Descendre du piédestal
Au moment de tirer un premier bilan, « Grimpe ton quartier » ne ressemble ni à une success story calibrée pour les plaquettes institutionnelles, ni à un fiasco à enterrer discrètement. C’est une expérience au sens fort, qui transforme autant celles et ceux qui l’animent que les personnes qui y participent. Non, un mur de bloc au pied des HLM n’a pas suffi à renverser des décennies de politiques publiques défaillantes. Les jeunes les plus éloigné·es de l’emploi ne se sont pas tou·tes métamorphosé·es en ouvreur·euses ou en éducateur·rices sportives. L’escalade n’a pas réglé d’un coup les questions de racisme structurel, de ségrégation urbaine ou de sous-investissement dans les services publics.

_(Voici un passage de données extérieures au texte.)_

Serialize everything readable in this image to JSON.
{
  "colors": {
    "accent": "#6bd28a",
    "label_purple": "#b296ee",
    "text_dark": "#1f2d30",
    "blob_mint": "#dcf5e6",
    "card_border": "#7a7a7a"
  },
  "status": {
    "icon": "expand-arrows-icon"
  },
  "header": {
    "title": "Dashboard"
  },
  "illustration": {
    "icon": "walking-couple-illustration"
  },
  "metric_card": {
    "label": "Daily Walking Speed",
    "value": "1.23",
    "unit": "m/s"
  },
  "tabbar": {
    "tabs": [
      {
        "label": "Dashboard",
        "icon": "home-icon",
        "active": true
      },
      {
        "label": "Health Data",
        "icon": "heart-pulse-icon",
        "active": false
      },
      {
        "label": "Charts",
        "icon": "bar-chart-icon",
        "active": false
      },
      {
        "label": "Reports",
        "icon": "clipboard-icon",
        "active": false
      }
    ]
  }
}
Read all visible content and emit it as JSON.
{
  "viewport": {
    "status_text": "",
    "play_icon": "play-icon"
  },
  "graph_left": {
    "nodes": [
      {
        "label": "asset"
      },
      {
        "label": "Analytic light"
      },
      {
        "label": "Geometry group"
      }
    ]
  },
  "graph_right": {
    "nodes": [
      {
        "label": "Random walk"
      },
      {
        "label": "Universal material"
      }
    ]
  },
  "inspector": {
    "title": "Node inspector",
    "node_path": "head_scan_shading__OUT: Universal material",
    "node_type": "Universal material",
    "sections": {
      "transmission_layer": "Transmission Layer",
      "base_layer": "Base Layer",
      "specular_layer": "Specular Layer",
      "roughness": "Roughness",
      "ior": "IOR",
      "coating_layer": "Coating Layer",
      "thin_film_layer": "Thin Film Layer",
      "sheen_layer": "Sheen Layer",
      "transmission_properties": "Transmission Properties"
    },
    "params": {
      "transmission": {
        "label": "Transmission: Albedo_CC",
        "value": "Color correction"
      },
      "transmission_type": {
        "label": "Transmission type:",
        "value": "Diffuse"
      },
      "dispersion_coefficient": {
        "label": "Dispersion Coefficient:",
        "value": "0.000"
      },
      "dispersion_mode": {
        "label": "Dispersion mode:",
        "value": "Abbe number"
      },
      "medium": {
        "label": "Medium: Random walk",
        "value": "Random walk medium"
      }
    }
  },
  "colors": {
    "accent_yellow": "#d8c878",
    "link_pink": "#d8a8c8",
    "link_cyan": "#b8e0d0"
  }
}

Mais oui, des femmes voilées ont découvert un espace où grimper leur paraissait possible. Des jeunes en échec ont retrouvé un rythme de vie compatible avec un travail. Des voisins et voisines qui ne se parlaient pas ont commencé à se croiser autrement qu’au local poubelles. Des personnes en situation de handicap ont gagné un peu d’autonomie dans l’espace public. Et une partie du milieu de l’escalade a accepté de se regarder dans le miroir, de questionner sa blanchité, ses tarifs, sa géographie sociale. Pour un univers qui adore parler « d’engagement », ce déplacement n’est pas anodin. L’engagement ne se mesure pas seulement en mètres de vol dans un enchaînement de 8a, mais aussi en heures de montage sous la pluie, en séances où personne ne vient, en discussions patientes avec des bailleurs, en conflits de calendrier, en refus assumés de faire grimper des mineur·es déscolarisé·es pendant les heures de cours.
« Moi, qu’est-ce que je peux proposer ? Je peux proposer de l’escalade. » À force de la mettre au pied des tours plutôt qu’au coeur d’une zone commerciale, Alexandre Mertz et Amassa Climb rappellent une évidence qu’on avait peut-être tendance à oublier : un sport n’est jamais neutre. Tout dépend d’où l’on plante le mur – et avec qui l’on accepte de le tenir.